2. Menutup Lubang Gigi dengan Bahan Tidak Medis
Hindari mencoba menutup lubang sendiri dengan bahan apa pun yang bukan semen gigi medis. Selain tidak efektif, tindakan ini dapat menjebak bakteri di dalam lubang dan mempercepat terjadinya infeksi.
3. Menunda Pemeriksaan ke Dokter Gigi
Jangan terlalu lama menunda kunjungan ke dokter gigi. Setiap minggu tanpa penanganan memberi kesempatan bakteri untuk terus merusak jaringan gigi dan memperparah kondisi.
Tanda Bahwa Gigi Berlubang Sudah Perlu Penanganan Segera
Jika rasa ngilu sudah berubah menjadi nyeri berdenyut yang muncul secara spontan tanpa ada rangsangan, ini adalah tanda bahwa infeksi sudah mendekati atau mencapai saraf gigi dan memerlukan penanganan segera.
Pembengkakan pada gusi di sekitar gigi berlubang, demam, atau rasa sakit yang menjalar ke telinga dan rahang adalah tanda darurat yang tidak boleh ditunda.
Tidak ada pengganti penanganan profesional untuk gigi berlubang. Namun selama menunggu jadwal yang memungkinkan, menjaga kebersihan dan pola makan yang tepat bisa memperlambat progres kerusakan secara signifikan.

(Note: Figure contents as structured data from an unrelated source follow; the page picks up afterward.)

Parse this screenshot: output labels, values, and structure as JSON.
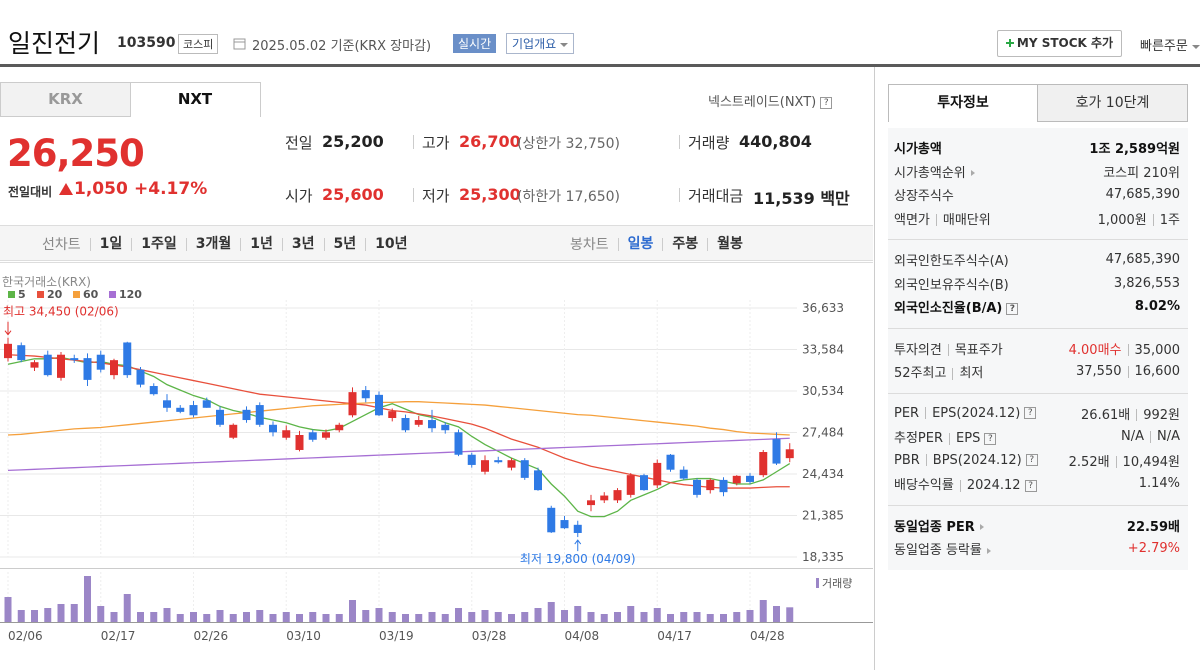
{
  "header": {
    "name": "일진전기",
    "code": "103590",
    "market": "코스피",
    "date_info": "2025.05.02 기준(KRX 장마감)",
    "realtime": "실시간",
    "company_info": "기업개요",
    "my_stock": "MY STOCK 추가",
    "quick_order": "빠른주문"
  },
  "tabs": [
    "KRX",
    "NXT"
  ],
  "nxt_link": "넥스트레이드(NXT)",
  "price": {
    "current": "26,250",
    "change_label": "전일대비",
    "change": "1,050",
    "change_pct": "+4.17%"
  },
  "stats": {
    "prev": {
      "label": "전일",
      "value": "25,200"
    },
    "high": {
      "label": "고가",
      "value": "26,700",
      "limit": "(상한가 32,750)"
    },
    "volume": {
      "label": "거래량",
      "value": "440,804"
    },
    "open": {
      "label": "시가",
      "value": "25,600"
    },
    "low": {
      "label": "저가",
      "value": "25,300",
      "limit": "(하한가 17,650)"
    },
    "amount": {
      "label": "거래대금",
      "value": "11,539",
      "unit": "백만"
    }
  },
  "periods": {
    "line_chart": "선차트",
    "items": [
      "1일",
      "1주일",
      "3개월",
      "1년",
      "3년",
      "5년",
      "10년"
    ],
    "candle_chart": "봉차트",
    "candle_items": [
      "일봉",
      "주봉",
      "월봉"
    ]
  },
  "chart_data": {
    "type": "candlestick",
    "source": "한국거래소(KRX)",
    "categories": [
      "02/06",
      null,
      null,
      null,
      null,
      null,
      null,
      "02/17",
      null,
      null,
      null,
      null,
      null,
      null,
      "02/26",
      null,
      null,
      null,
      null,
      null,
      null,
      "03/10",
      null,
      null,
      null,
      null,
      null,
      null,
      "03/19",
      null,
      null,
      null,
      null,
      null,
      null,
      "03/28",
      null,
      null,
      null,
      null,
      null,
      null,
      "04/08",
      null,
      null,
      null,
      null,
      null,
      null,
      "04/17",
      null,
      null,
      null,
      null,
      null,
      null,
      "04/28",
      null,
      null,
      null
    ],
    "open": [
      32950,
      33900,
      32250,
      33200,
      31500,
      32950,
      32950,
      33200,
      31700,
      34100,
      32100,
      30900,
      29850,
      29300,
      29500,
      29850,
      29150,
      27100,
      29150,
      29500,
      28050,
      27100,
      26200,
      27500,
      27100,
      27650,
      28750,
      30600,
      30250,
      28550,
      28550,
      28050,
      28400,
      28050,
      27500,
      25850,
      24600,
      25450,
      24900,
      25450,
      24700,
      21950,
      21050,
      20700,
      22150,
      22500,
      22500,
      22900,
      24350,
      23600,
      25850,
      24750,
      24000,
      23250,
      24000,
      23750,
      24300,
      24350,
      27000,
      25600
    ],
    "high": [
      34450,
      34100,
      32800,
      33500,
      33400,
      33200,
      33300,
      33500,
      32900,
      34150,
      32300,
      31100,
      30300,
      29500,
      29800,
      30050,
      29400,
      28150,
      29400,
      29700,
      28300,
      28000,
      27600,
      27700,
      27700,
      28200,
      30800,
      30900,
      30500,
      29250,
      28800,
      28700,
      29150,
      28250,
      27700,
      26000,
      25800,
      25700,
      25600,
      25600,
      24900,
      22100,
      21350,
      21000,
      22900,
      23100,
      23400,
      24500,
      24450,
      25500,
      25900,
      25000,
      24100,
      24100,
      24200,
      24350,
      24500,
      26200,
      27500,
      26700
    ],
    "low": [
      32700,
      32650,
      32000,
      31600,
      31300,
      32600,
      30900,
      31900,
      31400,
      31500,
      30800,
      30200,
      29000,
      28900,
      28600,
      29300,
      27900,
      27000,
      28200,
      27900,
      27200,
      26950,
      26100,
      26800,
      26950,
      27500,
      28600,
      29700,
      28700,
      28300,
      27500,
      27900,
      27500,
      27400,
      25750,
      24900,
      24400,
      25200,
      24700,
      24000,
      23200,
      20100,
      20400,
      19800,
      21700,
      22300,
      22300,
      22700,
      23200,
      23400,
      24600,
      24000,
      22700,
      23000,
      22800,
      23600,
      23700,
      24200,
      25100,
      25300
    ],
    "close": [
      34000,
      32800,
      32650,
      31700,
      33200,
      32800,
      31350,
      32100,
      32800,
      31700,
      31000,
      30300,
      29300,
      29000,
      28750,
      29300,
      28050,
      28050,
      28400,
      28050,
      27500,
      27650,
      27300,
      26950,
      27500,
      28050,
      30450,
      30000,
      28750,
      29050,
      27650,
      28400,
      27800,
      27650,
      25850,
      25100,
      25450,
      25300,
      25450,
      24150,
      23250,
      20150,
      20450,
      20100,
      22500,
      22850,
      23250,
      24350,
      23250,
      25250,
      24750,
      24100,
      22900,
      24000,
      23100,
      24300,
      23850,
      26050,
      25200,
      26250
    ],
    "up_color": "#e0312f",
    "down_color": "#2f7ae5",
    "series": [
      {
        "name": "5",
        "color": "#5db548",
        "values": [
          32500,
          32700,
          32900,
          32900,
          33000,
          32800,
          32600,
          32700,
          32500,
          32400,
          32000,
          31600,
          31000,
          30600,
          30200,
          29900,
          29400,
          29100,
          28900,
          28600,
          28400,
          28200,
          27900,
          27700,
          27600,
          27800,
          28300,
          28800,
          29300,
          29600,
          29200,
          28800,
          28600,
          28200,
          27900,
          27200,
          26600,
          26100,
          25600,
          25200,
          24800,
          23700,
          22800,
          21700,
          21300,
          21300,
          21700,
          22500,
          22900,
          23300,
          23800,
          24000,
          24100,
          24100,
          23900,
          23700,
          23700,
          24000,
          24600,
          25200
        ]
      },
      {
        "name": "20",
        "color": "#e8503c",
        "values": [
          33200,
          33150,
          33100,
          33000,
          32900,
          32800,
          32700,
          32600,
          32450,
          32300,
          32100,
          31900,
          31700,
          31500,
          31300,
          31100,
          30900,
          30700,
          30500,
          30300,
          30200,
          30100,
          30000,
          29900,
          29800,
          29700,
          29600,
          29500,
          29300,
          29100,
          29000,
          28850,
          28700,
          28500,
          28300,
          28100,
          27800,
          27400,
          27000,
          26700,
          26400,
          26000,
          25600,
          25300,
          25000,
          24800,
          24600,
          24400,
          24200,
          24000,
          23800,
          23650,
          23550,
          23450,
          23400,
          23400,
          23400,
          23450,
          23500,
          23500
        ]
      },
      {
        "name": "60",
        "color": "#f5a03c",
        "values": [
          27300,
          27350,
          27450,
          27550,
          27650,
          27750,
          27800,
          27850,
          27950,
          28050,
          28150,
          28250,
          28350,
          28450,
          28550,
          28650,
          28750,
          28850,
          28950,
          29050,
          29150,
          29250,
          29350,
          29450,
          29500,
          29550,
          29600,
          29650,
          29700,
          29700,
          29750,
          29750,
          29700,
          29650,
          29600,
          29550,
          29500,
          29400,
          29300,
          29200,
          29100,
          29000,
          28900,
          28800,
          28750,
          28650,
          28550,
          28450,
          28350,
          28250,
          28150,
          28050,
          27950,
          27800,
          27700,
          27550,
          27450,
          27400,
          27350,
          27300
        ]
      },
      {
        "name": "120",
        "color": "#a66fd4",
        "values": [
          24700,
          24740,
          24780,
          24820,
          24860,
          24900,
          24940,
          24980,
          25020,
          25060,
          25100,
          25140,
          25180,
          25220,
          25260,
          25300,
          25340,
          25380,
          25420,
          25460,
          25500,
          25540,
          25580,
          25620,
          25660,
          25700,
          25740,
          25780,
          25820,
          25860,
          25900,
          25940,
          25980,
          26020,
          26060,
          26100,
          26140,
          26180,
          26220,
          26260,
          26300,
          26340,
          26380,
          26420,
          26460,
          26500,
          26540,
          26580,
          26620,
          26660,
          26700,
          26740,
          26780,
          26820,
          26860,
          26900,
          26940,
          26980,
          27020,
          27060
        ]
      }
    ],
    "ylim": [
      18335,
      36633
    ],
    "yticks": [
      {
        "value": 36633,
        "label": "36,633"
      },
      {
        "value": 33584,
        "label": "33,584"
      },
      {
        "value": 30534,
        "label": "30,534"
      },
      {
        "value": 27484,
        "label": "27,484"
      },
      {
        "value": 24434,
        "label": "24,434"
      },
      {
        "value": 21385,
        "label": "21,385"
      },
      {
        "value": 18335,
        "label": "18,335"
      }
    ],
    "annotations": {
      "high": "최고 34,450 (02/06)",
      "low": "최저 19,800 (04/09)"
    },
    "volume": {
      "label": "거래량",
      "color": "#9b86c7",
      "ylim": [
        0,
        1500000
      ],
      "values": [
        750000,
        360000,
        360000,
        420000,
        540000,
        540000,
        1380000,
        480000,
        300000,
        840000,
        300000,
        300000,
        420000,
        240000,
        300000,
        240000,
        360000,
        240000,
        300000,
        360000,
        240000,
        300000,
        240000,
        300000,
        240000,
        240000,
        660000,
        360000,
        420000,
        300000,
        240000,
        240000,
        300000,
        240000,
        420000,
        300000,
        360000,
        300000,
        240000,
        300000,
        420000,
        600000,
        360000,
        480000,
        300000,
        240000,
        300000,
        480000,
        300000,
        420000,
        240000,
        300000,
        300000,
        240000,
        240000,
        300000,
        360000,
        660000,
        480000,
        440804
      ]
    }
  },
  "side": {
    "tabs": [
      "투자정보",
      "호가 10단계"
    ],
    "groups": [
      [
        {
          "label": [
            "시가총액"
          ],
          "value": [
            "1조 2,589억원"
          ],
          "bold": true
        },
        {
          "label": [
            "시가총액순위"
          ],
          "value": [
            "코스피 210위"
          ],
          "arrow": true
        },
        {
          "label": [
            "상장주식수"
          ],
          "value": [
            "47,685,390"
          ]
        },
        {
          "label": [
            "액면가",
            "매매단위"
          ],
          "value": [
            "1,000원",
            "1주"
          ]
        }
      ],
      [
        {
          "label": [
            "외국인한도주식수(A)"
          ],
          "value": [
            "47,685,390"
          ]
        },
        {
          "label": [
            "외국인보유주식수(B)"
          ],
          "value": [
            "3,826,553"
          ]
        },
        {
          "label": [
            "외국인소진율(B/A)"
          ],
          "value": [
            "8.02%"
          ],
          "bold": true,
          "help": true
        }
      ],
      [
        {
          "label": [
            "투자의견",
            "목표주가"
          ],
          "value": [
            {
              "text": "4.00매수",
              "color": "#e0312f"
            },
            "35,000"
          ]
        },
        {
          "label": [
            "52주최고",
            "최저"
          ],
          "value": [
            "37,550",
            "16,600"
          ]
        }
      ],
      [
        {
          "label": [
            "PER",
            "EPS(2024.12)"
          ],
          "value": [
            "26.61배",
            "992원"
          ],
          "help": true
        },
        {
          "label": [
            "추정PER",
            "EPS"
          ],
          "value": [
            "N/A",
            "N/A"
          ],
          "help": true
        },
        {
          "label": [
            "PBR",
            "BPS(2024.12)"
          ],
          "value": [
            "2.52배",
            "10,494원"
          ],
          "help": true
        },
        {
          "label": [
            "배당수익률",
            "2024.12"
          ],
          "value": [
            "1.14%"
          ],
          "help": true
        }
      ],
      [
        {
          "label": [
            "동일업종 PER"
          ],
          "value": [
            "22.59배"
          ],
          "bold": true,
          "arrow": true
        },
        {
          "label": [
            "동일업종 등락률"
          ],
          "value": [
            {
              "text": "+2.79%",
              "color": "#e0312f"
            }
          ],
          "arrow": true
        }
      ]
    ]
  }
}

Di Klinik Gigi Damessa, penambalan gigi tersedia dengan berbagai pilihan material sesuai kondisi dan kebutuhan Anda. Semakin cepat gigi berlubang ditangani, semakin sederhana prosedurnya dan semakin banyak jaringan gigi sehat yang bisa diselamatkan.
Referensi:
Pitts NB, et al. (2017). Dental caries. Nat Rev Dis Primers. 3:17030. doi: 10.1038/nrdp.2017.30.
Featherstone JDB. (2000). The science and practice of caries prevention. J Am Dent Assoc. 131(7):887-899.